Case and point -- the first sentence of the editorial:
"Senator Robert Menendez was never a distinguished choice for chairman of the Senate Foreign Relations Committee, the position he ascended to this month by virtue of seniority."
For The New York Times, Senator Menendez has never been "distinguished" enough because he doesn't stem from Manhattan's elitist foreign policy community.
You know, from the cocktail party circuit that has endlessly feted the Castros, Arafats and Assads of this world.
Instead, Senator Menendez -- the son of a carpenter and a seamstress that valued their freedom in the U.S. -- has historically challenged the world's most brutal dictators, whether from the left or the right.

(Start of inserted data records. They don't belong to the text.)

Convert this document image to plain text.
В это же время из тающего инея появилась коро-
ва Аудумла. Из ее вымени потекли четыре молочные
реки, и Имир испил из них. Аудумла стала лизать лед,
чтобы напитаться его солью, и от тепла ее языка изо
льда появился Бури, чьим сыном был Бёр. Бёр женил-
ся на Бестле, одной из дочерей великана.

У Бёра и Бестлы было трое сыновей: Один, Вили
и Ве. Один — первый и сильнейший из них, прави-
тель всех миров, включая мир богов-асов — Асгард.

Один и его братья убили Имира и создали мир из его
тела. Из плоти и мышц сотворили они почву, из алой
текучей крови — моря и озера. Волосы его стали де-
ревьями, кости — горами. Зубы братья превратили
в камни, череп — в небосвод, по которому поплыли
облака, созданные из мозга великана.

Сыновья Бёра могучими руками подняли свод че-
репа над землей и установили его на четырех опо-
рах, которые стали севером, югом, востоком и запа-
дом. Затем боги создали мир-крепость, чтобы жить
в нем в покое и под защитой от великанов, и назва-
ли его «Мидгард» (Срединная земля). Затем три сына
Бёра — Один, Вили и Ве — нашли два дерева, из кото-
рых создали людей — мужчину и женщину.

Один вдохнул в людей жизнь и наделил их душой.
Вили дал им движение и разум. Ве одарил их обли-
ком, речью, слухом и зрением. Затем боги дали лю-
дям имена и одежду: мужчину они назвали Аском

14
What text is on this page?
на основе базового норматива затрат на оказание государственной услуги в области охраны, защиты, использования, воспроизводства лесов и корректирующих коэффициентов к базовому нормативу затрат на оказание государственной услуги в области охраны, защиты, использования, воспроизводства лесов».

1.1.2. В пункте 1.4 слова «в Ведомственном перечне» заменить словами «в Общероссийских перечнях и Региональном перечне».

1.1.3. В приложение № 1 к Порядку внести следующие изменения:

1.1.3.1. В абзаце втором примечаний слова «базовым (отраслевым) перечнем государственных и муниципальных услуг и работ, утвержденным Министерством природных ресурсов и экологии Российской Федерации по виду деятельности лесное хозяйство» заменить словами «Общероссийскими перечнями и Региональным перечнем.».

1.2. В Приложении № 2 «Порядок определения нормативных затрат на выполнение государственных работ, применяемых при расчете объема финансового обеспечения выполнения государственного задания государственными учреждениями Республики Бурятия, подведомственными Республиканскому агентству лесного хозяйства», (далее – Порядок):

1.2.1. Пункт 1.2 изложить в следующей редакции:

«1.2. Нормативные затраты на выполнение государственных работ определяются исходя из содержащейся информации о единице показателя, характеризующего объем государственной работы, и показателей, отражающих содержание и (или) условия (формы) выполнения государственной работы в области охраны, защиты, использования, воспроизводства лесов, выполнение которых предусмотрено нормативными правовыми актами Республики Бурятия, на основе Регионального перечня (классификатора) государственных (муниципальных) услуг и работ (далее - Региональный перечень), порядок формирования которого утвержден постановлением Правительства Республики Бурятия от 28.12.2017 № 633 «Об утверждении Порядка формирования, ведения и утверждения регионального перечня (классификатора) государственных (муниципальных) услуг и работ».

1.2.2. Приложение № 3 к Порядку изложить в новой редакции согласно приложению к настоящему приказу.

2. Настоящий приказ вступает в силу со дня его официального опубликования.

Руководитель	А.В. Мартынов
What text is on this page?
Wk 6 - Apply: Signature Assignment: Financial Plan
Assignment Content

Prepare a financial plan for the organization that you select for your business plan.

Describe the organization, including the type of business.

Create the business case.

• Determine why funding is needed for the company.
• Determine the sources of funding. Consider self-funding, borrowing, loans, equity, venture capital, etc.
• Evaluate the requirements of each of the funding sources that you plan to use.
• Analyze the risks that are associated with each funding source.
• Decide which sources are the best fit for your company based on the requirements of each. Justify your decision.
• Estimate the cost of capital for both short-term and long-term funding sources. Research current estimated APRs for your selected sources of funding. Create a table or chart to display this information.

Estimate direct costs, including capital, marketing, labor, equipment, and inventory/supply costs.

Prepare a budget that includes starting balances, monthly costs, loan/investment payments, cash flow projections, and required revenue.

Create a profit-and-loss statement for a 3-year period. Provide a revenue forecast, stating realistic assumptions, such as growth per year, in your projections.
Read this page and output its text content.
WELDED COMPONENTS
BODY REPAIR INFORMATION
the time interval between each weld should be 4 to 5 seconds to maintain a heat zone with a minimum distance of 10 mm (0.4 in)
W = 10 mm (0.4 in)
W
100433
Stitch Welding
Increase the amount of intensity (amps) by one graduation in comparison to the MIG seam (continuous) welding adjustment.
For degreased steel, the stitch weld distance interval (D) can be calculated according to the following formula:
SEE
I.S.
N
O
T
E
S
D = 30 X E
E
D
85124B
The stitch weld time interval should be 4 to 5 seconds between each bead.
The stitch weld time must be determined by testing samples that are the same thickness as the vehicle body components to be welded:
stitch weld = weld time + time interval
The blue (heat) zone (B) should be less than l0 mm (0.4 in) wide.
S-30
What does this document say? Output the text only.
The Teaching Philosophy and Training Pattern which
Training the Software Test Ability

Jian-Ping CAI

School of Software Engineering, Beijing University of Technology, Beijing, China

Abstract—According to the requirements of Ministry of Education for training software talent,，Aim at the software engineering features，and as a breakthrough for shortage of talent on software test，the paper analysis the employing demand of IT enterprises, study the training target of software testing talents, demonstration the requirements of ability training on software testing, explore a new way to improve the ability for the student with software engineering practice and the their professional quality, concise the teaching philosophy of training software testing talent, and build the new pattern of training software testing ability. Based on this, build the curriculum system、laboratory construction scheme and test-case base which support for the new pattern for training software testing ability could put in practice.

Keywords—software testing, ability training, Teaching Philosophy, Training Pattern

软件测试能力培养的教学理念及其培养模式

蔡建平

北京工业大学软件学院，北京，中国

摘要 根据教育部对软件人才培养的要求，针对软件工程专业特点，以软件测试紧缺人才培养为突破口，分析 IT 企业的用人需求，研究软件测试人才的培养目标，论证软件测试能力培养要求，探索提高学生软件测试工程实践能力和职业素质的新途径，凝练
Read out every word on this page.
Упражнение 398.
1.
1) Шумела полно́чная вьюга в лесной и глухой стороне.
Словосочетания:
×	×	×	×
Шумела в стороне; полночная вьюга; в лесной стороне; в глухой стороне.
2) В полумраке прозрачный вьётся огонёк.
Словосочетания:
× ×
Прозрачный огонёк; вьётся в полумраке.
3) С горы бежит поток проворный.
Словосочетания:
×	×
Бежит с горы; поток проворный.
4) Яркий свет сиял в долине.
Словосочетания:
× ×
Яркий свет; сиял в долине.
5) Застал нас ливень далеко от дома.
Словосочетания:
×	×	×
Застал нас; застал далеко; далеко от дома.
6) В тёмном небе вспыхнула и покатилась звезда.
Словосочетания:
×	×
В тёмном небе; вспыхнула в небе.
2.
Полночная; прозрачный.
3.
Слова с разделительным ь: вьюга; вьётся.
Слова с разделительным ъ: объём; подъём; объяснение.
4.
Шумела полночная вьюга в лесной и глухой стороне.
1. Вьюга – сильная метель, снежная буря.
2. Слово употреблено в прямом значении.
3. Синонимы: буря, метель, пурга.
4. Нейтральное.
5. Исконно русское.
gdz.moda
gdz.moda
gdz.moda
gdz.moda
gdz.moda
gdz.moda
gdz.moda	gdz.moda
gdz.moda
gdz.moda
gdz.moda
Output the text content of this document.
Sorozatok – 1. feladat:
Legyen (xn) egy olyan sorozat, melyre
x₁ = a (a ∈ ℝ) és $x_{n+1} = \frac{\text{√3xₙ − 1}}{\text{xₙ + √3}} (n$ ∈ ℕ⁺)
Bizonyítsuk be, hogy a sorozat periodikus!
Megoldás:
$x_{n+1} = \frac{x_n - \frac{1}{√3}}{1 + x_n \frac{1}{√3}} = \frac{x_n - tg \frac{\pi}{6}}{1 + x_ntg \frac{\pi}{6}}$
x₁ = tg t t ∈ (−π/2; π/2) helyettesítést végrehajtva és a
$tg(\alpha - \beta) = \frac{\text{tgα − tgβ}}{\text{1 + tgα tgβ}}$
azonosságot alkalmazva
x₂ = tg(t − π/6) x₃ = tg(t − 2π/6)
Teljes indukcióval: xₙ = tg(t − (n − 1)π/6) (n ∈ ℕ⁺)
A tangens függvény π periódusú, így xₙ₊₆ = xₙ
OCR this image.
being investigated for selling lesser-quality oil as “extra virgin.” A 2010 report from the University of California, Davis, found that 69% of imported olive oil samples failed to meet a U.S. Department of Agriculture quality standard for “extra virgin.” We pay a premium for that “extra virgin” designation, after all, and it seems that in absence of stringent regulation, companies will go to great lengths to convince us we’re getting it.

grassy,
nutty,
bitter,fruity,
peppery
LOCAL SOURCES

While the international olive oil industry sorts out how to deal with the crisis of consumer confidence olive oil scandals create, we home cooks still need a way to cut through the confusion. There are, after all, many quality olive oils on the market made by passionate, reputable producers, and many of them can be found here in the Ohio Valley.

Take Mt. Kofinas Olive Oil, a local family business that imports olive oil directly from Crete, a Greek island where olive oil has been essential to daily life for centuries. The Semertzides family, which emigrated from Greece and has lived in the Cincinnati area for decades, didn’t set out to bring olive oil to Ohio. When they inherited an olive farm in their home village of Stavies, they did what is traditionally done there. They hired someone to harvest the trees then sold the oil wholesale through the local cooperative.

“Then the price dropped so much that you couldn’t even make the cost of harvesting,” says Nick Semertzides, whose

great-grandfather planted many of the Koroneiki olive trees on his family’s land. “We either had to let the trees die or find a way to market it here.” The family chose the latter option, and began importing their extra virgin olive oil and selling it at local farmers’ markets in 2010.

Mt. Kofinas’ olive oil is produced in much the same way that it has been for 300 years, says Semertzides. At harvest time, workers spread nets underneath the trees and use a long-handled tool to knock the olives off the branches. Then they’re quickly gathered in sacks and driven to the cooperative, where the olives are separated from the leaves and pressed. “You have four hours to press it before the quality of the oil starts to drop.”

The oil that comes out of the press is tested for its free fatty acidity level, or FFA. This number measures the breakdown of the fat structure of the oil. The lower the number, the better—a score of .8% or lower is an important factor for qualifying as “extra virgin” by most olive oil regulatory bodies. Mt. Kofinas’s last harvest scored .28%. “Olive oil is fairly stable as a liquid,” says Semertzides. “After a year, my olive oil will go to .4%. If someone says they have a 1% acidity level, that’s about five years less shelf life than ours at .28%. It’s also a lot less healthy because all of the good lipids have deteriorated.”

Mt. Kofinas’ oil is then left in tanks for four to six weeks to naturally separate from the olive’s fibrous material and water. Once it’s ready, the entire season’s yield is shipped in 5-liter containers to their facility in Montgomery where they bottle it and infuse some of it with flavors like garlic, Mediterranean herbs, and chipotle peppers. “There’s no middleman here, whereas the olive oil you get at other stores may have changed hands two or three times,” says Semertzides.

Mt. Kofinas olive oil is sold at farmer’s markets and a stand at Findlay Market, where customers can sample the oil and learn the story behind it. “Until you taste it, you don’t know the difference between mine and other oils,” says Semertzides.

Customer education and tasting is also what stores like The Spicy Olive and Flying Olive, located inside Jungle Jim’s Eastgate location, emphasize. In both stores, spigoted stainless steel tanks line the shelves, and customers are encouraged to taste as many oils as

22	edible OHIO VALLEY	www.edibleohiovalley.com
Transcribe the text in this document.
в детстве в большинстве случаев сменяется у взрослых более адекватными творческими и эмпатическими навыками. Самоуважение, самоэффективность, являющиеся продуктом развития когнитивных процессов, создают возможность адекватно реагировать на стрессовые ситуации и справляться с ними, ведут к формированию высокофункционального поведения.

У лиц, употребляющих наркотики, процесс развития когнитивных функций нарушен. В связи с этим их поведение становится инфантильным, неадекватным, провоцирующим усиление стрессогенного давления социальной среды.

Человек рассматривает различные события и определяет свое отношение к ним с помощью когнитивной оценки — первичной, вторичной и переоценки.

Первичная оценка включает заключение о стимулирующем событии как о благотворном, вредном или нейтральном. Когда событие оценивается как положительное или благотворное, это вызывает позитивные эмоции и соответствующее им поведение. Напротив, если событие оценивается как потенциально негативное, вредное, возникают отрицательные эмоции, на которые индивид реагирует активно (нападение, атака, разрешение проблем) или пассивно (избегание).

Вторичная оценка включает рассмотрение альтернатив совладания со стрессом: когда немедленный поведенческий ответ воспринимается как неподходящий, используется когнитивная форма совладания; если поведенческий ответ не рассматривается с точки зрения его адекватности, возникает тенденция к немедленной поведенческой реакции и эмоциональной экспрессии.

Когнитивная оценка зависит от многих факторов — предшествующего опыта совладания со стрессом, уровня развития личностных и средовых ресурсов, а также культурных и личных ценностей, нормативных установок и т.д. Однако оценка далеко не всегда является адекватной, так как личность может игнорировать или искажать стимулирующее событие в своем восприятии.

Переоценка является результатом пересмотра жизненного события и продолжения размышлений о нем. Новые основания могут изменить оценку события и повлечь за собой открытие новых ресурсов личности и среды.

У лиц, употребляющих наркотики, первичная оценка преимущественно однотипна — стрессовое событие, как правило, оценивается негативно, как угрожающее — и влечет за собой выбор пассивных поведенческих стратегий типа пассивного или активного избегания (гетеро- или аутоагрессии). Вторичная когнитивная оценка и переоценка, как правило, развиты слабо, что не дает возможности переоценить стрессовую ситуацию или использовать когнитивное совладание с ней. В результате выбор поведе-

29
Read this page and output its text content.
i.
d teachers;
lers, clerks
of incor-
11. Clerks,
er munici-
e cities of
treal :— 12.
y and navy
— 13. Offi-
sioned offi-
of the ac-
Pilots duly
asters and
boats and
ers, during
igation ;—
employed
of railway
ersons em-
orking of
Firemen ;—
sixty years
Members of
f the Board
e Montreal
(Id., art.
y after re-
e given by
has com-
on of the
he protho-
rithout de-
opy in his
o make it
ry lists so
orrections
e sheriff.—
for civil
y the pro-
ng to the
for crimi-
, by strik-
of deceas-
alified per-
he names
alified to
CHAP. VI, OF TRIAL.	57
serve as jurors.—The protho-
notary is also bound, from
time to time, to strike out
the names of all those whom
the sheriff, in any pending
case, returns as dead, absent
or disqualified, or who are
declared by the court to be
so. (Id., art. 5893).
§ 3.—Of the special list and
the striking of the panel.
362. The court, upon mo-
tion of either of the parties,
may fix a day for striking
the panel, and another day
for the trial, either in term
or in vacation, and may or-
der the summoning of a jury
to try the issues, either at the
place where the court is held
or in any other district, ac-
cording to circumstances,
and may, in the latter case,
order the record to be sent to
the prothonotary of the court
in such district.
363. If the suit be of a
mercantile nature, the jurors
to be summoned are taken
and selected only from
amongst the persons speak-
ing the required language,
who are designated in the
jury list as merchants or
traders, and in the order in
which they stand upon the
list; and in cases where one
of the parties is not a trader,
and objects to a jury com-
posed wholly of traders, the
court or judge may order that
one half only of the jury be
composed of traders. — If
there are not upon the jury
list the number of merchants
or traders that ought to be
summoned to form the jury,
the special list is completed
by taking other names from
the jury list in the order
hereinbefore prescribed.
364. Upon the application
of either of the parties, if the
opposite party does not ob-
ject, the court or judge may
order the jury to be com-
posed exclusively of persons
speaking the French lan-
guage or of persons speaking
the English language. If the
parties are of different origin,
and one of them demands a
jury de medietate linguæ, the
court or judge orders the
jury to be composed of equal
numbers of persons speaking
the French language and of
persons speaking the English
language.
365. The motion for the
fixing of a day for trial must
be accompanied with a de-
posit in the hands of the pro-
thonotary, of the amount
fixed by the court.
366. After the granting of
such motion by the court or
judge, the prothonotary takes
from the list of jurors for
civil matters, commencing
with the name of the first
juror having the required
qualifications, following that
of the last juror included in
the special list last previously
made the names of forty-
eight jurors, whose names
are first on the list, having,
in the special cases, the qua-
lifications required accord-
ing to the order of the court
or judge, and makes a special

He's a tireless champion of human rights defenders and courageous pro-democracy activists -- from Iran to Cuba.
Moreover, he doesn't believe in unilateral concessions to America's foes.
This is a man who has guided three major foreign policy bills on Iran in the last 13 months.
This stands in stark contrast to The New York Times, whose editorial board staunchly advocates for engagement with Iran's mullahs and normalized relations with Cuba's Castro brothers.
Thus, it clearly wants Senator Menendez out of its way.